Review: Feel Good S01 E06

It had started out with a meet-cute. Girl met girl, and they hit it off. First came the honeymoon phase, falling fast and hard for each other, the feeling of getting swept off of their feet, or the time when they had nothing to hold against each other, when it was all happy and good. The next step, the one where they decide to move in, is what opened the door of reality to them.

The blasts from the past started coming to light. Fear and flaws, anxiety and embarrassment replaced the initial cosiness. And then came honesty, brutal and upsetting. It couldn’t have gotten any more real than that. And it is in the aftermath of this heart-break that Mae and George get the chance to take a step back and be surer about their feelings for each other.

Feel Good Episode 6 Recap

After the break-up, Mae and George recuperate in their own manners. While George receives the company of the worms gifted by Phil, Mae spends her time in the company of Lava. The pain of being dumped by George and the guilt of betraying Maggie by sleeping with her daughter leads Mae on a downward spiral and she finds an unlikely partner in this journey. George too channels her anger of a broken heart in her workplace and eventually decides to do something about the break-up.

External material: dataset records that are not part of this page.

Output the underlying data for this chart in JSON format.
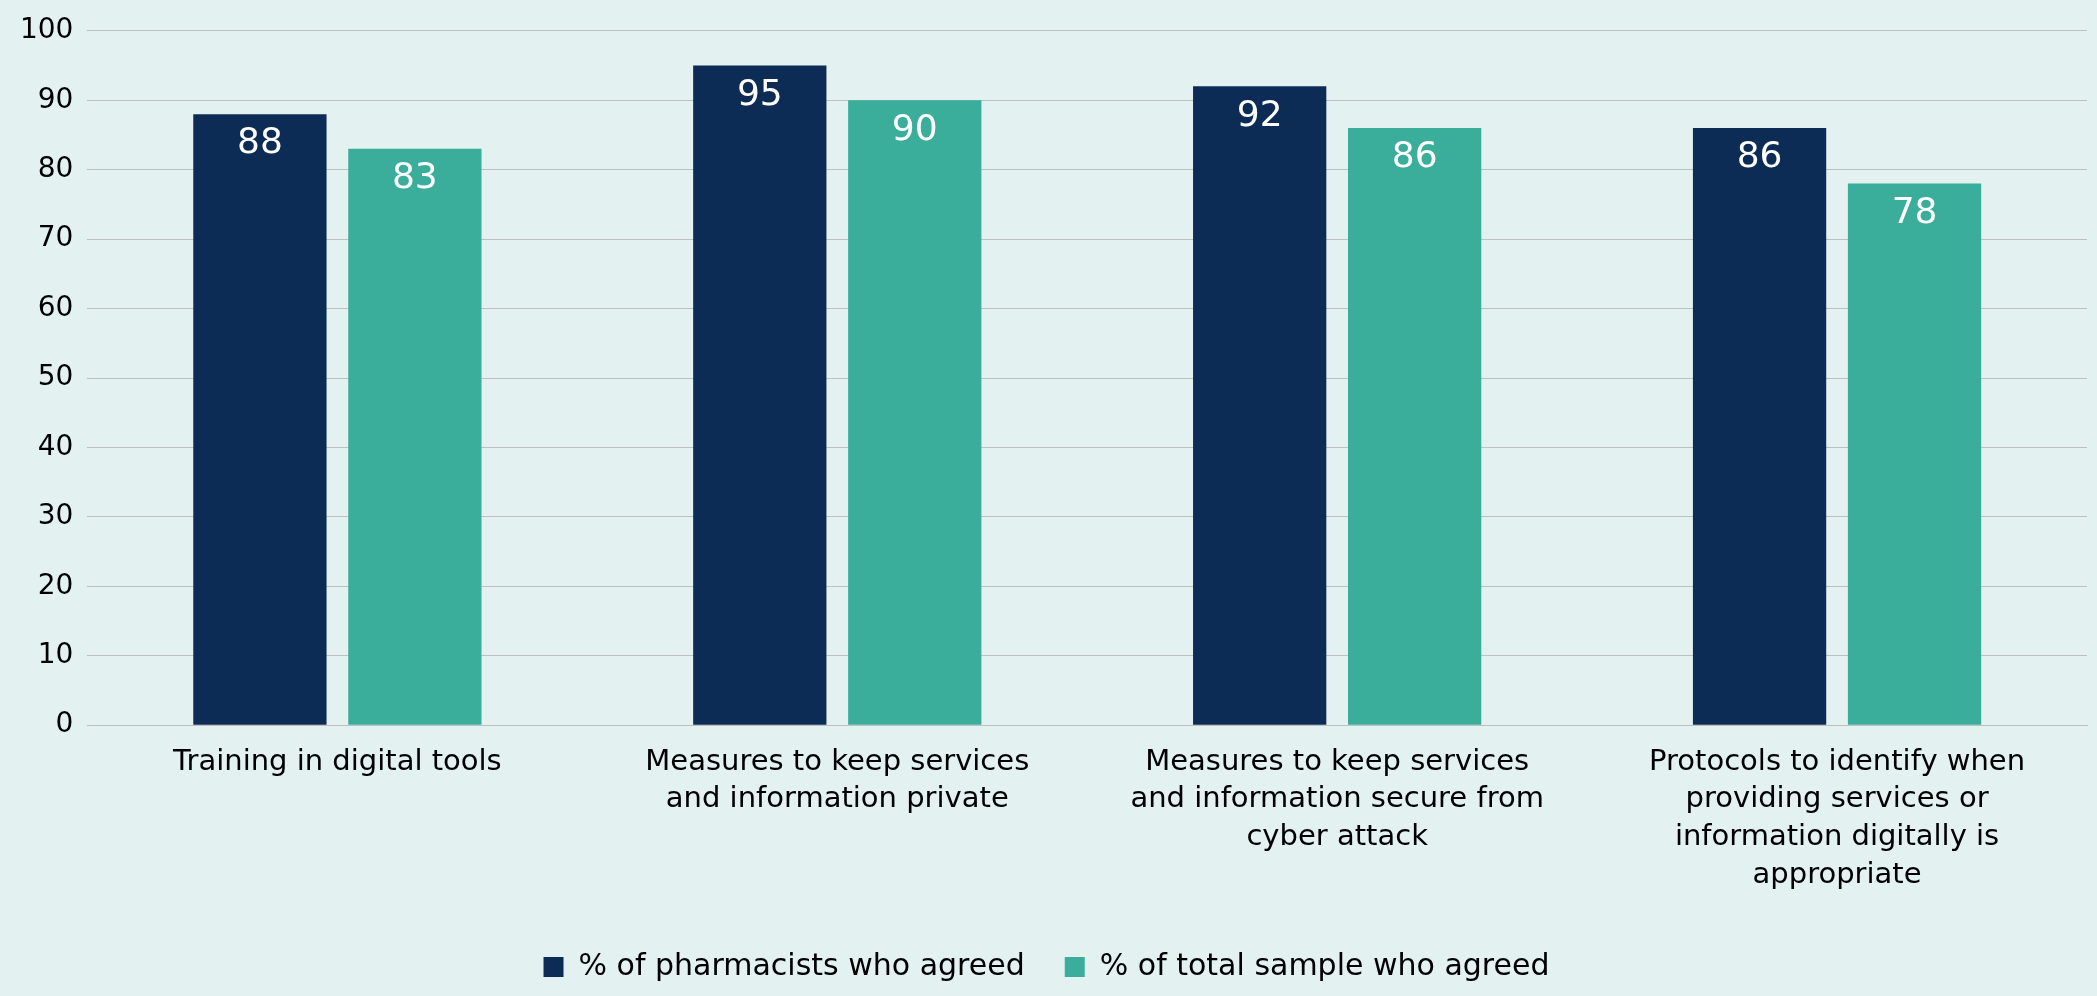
{
  "chart_data": {
    "type": "bar",
    "categories": [
      "Training in digital tools",
      "Measures to keep services and information private",
      "Measures to keep services and information secure from cyber attack",
      "Protocols to identify when providing services or information digitally is appropriate"
    ],
    "series": [
      {
        "name": "% of pharmacists who agreed",
        "color": "#0c2c55",
        "values": [
          88,
          95,
          92,
          86
        ]
      },
      {
        "name": "% of total sample who agreed",
        "color": "#3aae9a",
        "values": [
          83,
          90,
          86,
          78
        ]
      }
    ],
    "ylim": [
      0,
      100
    ],
    "yticks": [
      0,
      10,
      20,
      30,
      40,
      50,
      60,
      70,
      80,
      90,
      100
    ],
    "grid": "y",
    "legend": "bottom",
    "data_labels": true
  }
}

Feel Good Episode 6 Review

In its last episode, ‘Feel Good’ focuses on the aftermath of the break-up. Mae tries to find solace with Lava, but it is not the same. Instead of calming down, it makes her even more agitated because, now, she can’t face Maggie, the only person who had been her rock through it all. So, Mae doesn’t have a girlfriend anymore. She can’t talk to her sponsor, who was her best, if not the only, confidant. Her parents are in Canada, and even if she could talk to them, it wouldn’t be until she thought she had absolutely no other choice.

In the absence of any support system, Mae unravels and goes down the same path that she had left behind after so much struggle. Her relapse blurs her thought process, and she makes questionable choices, finding herself alone at the end of it. Meanwhile, George too considers her life without Mae. She finds her friends too tasteless and misses the support that she should have had after a hard break-up. The homophobic comment by one of her students leads her to lash out. An advice from Phil makes her revisit the decision that looks rather hasty in retrospect.

‘Feel Good’ had tackled the grounds of Mae and George’s love story and their personal struggles along the way in a balance of sincerity and humour. Each episode centred itself around some issue that hits some soft spots and pushes its characters to test their boundaries, be it as a couple or as an individual, while also throwing the viewers into a deep thought for their own self. It was about the internalised issues that make us question ourselves, and it also focused on the trade-off between all sorts of addictions that we keep jumping to and from. But none of it was ever without a laugh, or at least an easy smile in an emotionally heavy moment.

In the last episode of the season, ‘Feel Good’ leaves its audience with the same thing. The episode stirs emotions, especially when it comes to the characters clinging to their own poisons, but to balance out that intensity, it gives us an ending that feels like a warm blanket on a chilly night.